XSITE 2011, TechStars Demo Day, the Bruins, and Coolio: 25 Things to Remember From Boston’s Hell Week
Ladies and gentlemen, after last week I hereby declare the end of high season for tech events in Boston. We’ve had our celebrations, drunk our grain, and talked our heads off. Now, before we start getting some things done around here, let’s reflect just a little more.
The following took place during a 24-hour period last week:
—Coolio performed at the DartBoston/TechStars Demo Day party.
—The Boston Bruins beat the favored Vancouver Canucks in Game 7 of the Stanley Cup Finals for their first title since 1972.
—Fashion guru Alexandra Wilkis Wilson, co-founder of Gilt Groupe, shared the stage with me at our XSITE 2011 conference at Babson College (photo gallery here).
I’m not sure which of these pairings was least likely—fashion and I have rarely shared the same sentence—but the fact that all three happened in the span of a day suggests Armageddon is upon us. And, given the collective lack of sleep in this region (or at least this office) during that time, I will refer to it as Hell Week—after the Navy SEAL training where candidates are pushed to their limit, sleep less than four hours over 5.5 days, and emerge on the other side stronger than they thought they could be. I mean it in a good way, really.
All of this calls for a retrospective of highlights I’m able to remember through the haze of last week. Let’s get right to it:
1. I remember TechStars Demo Day kicking off with “I’m Shipping Up to Boston” by the Dropkick Murphys blasting from the speakers of the Royale nightclub—and all the startup teams joining managing director Katie Rae on stage, clapping, wearing a mix of company T-shirts, camouflage tuxedo suits, and other hipster items.
2. I remember a lot of raucous whooping and cheering for the startups (before, after, and sometimes during their pitches), and intro music for each speaker. A bit over the top, but I understand the need to build excitement. One investor called the format distracting, but he was in the minority.
3. I remember a mix of presentation styles, which was nice—from “here’s my life story” to “let’s get right to the business,” from laid-back to in-your-face. Also I remember Walt Doyle from Where (now PayPal) looking like a veteran stand-up comic as he introduced the first TechStars startup, EverTrue.
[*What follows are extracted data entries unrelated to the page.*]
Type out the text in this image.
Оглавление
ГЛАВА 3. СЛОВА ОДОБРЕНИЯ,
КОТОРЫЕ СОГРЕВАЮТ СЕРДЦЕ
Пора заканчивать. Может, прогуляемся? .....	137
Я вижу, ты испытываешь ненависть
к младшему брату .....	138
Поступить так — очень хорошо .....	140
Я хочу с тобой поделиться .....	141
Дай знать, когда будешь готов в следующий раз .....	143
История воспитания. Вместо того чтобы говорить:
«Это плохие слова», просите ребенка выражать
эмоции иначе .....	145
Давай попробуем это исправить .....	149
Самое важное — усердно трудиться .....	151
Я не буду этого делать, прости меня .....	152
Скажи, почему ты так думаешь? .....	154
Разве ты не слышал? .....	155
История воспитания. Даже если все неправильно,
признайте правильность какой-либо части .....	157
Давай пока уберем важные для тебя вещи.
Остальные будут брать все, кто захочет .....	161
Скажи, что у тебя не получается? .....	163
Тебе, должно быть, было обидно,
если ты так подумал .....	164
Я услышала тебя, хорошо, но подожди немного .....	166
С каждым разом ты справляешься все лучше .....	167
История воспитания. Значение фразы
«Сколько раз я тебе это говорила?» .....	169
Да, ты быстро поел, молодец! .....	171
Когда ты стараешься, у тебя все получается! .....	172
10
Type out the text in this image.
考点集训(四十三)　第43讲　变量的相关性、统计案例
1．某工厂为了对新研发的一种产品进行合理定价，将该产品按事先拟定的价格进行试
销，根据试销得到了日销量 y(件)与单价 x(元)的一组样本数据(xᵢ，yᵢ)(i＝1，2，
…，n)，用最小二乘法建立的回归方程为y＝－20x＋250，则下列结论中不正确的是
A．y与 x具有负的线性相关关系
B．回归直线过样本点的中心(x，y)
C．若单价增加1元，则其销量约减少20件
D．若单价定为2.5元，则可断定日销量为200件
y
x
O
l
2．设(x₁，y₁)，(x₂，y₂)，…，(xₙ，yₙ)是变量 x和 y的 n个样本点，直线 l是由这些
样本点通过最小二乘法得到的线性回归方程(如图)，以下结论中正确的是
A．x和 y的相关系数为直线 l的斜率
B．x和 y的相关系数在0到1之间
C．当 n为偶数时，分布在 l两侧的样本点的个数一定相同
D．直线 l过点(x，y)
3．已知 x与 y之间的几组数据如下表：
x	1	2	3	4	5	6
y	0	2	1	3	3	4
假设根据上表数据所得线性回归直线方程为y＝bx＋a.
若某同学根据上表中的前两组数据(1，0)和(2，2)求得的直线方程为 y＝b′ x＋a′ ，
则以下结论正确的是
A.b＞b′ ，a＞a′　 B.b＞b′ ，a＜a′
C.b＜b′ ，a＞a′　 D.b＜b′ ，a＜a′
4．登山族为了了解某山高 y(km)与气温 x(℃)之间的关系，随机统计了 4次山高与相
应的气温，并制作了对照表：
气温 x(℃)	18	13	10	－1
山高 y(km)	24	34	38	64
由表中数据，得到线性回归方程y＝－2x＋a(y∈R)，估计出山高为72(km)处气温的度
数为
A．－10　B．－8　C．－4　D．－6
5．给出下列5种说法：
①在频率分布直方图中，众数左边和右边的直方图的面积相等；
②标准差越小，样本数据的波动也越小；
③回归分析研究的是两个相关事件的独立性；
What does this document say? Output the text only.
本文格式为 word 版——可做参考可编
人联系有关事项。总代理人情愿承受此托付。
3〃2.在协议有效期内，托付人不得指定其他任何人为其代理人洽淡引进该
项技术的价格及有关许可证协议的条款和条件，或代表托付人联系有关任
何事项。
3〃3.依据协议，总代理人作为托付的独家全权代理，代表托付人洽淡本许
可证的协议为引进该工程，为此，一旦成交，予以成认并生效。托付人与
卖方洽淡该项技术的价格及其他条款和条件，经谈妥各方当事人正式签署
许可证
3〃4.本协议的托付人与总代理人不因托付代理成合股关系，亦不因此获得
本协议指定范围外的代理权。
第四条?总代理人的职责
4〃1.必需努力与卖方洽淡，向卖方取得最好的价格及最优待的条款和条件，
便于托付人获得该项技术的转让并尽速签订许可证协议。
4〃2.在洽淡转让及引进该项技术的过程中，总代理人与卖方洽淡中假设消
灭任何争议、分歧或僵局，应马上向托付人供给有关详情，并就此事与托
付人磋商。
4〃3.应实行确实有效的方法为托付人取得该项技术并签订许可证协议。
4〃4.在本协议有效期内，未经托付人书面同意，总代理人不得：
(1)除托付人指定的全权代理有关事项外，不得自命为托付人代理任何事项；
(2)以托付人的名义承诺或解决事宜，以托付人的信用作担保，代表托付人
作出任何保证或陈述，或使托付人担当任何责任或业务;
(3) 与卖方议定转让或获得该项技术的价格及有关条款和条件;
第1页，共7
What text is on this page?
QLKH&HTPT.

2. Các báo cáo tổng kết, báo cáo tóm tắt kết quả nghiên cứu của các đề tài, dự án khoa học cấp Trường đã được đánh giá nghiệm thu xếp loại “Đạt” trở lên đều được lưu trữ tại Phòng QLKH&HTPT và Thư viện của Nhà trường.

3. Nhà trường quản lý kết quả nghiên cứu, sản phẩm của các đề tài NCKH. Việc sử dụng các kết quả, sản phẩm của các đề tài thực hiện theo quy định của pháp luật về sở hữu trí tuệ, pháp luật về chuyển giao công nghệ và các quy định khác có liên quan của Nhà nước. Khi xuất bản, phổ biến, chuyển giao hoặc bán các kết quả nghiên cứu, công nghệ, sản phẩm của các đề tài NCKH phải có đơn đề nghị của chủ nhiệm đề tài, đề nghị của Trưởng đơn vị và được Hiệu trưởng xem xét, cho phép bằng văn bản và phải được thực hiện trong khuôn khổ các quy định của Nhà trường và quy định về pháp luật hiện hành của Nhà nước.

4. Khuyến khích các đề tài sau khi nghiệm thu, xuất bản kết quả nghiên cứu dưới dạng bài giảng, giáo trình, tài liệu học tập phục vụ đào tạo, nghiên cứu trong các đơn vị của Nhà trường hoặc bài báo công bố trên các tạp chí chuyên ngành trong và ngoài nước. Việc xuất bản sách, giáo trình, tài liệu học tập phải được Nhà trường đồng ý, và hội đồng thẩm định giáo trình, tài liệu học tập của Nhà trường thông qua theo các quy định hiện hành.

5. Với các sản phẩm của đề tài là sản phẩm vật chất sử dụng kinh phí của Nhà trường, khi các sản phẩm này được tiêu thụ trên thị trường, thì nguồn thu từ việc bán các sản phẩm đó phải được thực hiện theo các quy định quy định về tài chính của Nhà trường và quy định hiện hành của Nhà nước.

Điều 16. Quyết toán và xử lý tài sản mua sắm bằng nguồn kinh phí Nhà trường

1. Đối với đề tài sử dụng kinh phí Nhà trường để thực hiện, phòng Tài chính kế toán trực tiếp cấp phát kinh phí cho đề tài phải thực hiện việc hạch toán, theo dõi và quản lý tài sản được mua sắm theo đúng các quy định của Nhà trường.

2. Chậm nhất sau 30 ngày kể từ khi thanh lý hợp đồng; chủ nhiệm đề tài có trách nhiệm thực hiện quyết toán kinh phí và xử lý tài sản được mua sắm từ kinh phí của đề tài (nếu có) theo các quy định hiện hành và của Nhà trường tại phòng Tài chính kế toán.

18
4. I remember angel investor Bill Warner introducing Ginger.io’s Anmol Madan by saying he was “fearless.” Case in point: some of Madan’s research work at the MIT Media Lab was on “trying to understand women with a computer.”
5. I remember lots more financing being announced by lots more companies than usual over the past couple of years (see this updated list of TechStars Boston financings for the current class). Perhaps Y Combinator’s $150K guaranteed investment for graduates of the program is not so big an advantage anymore.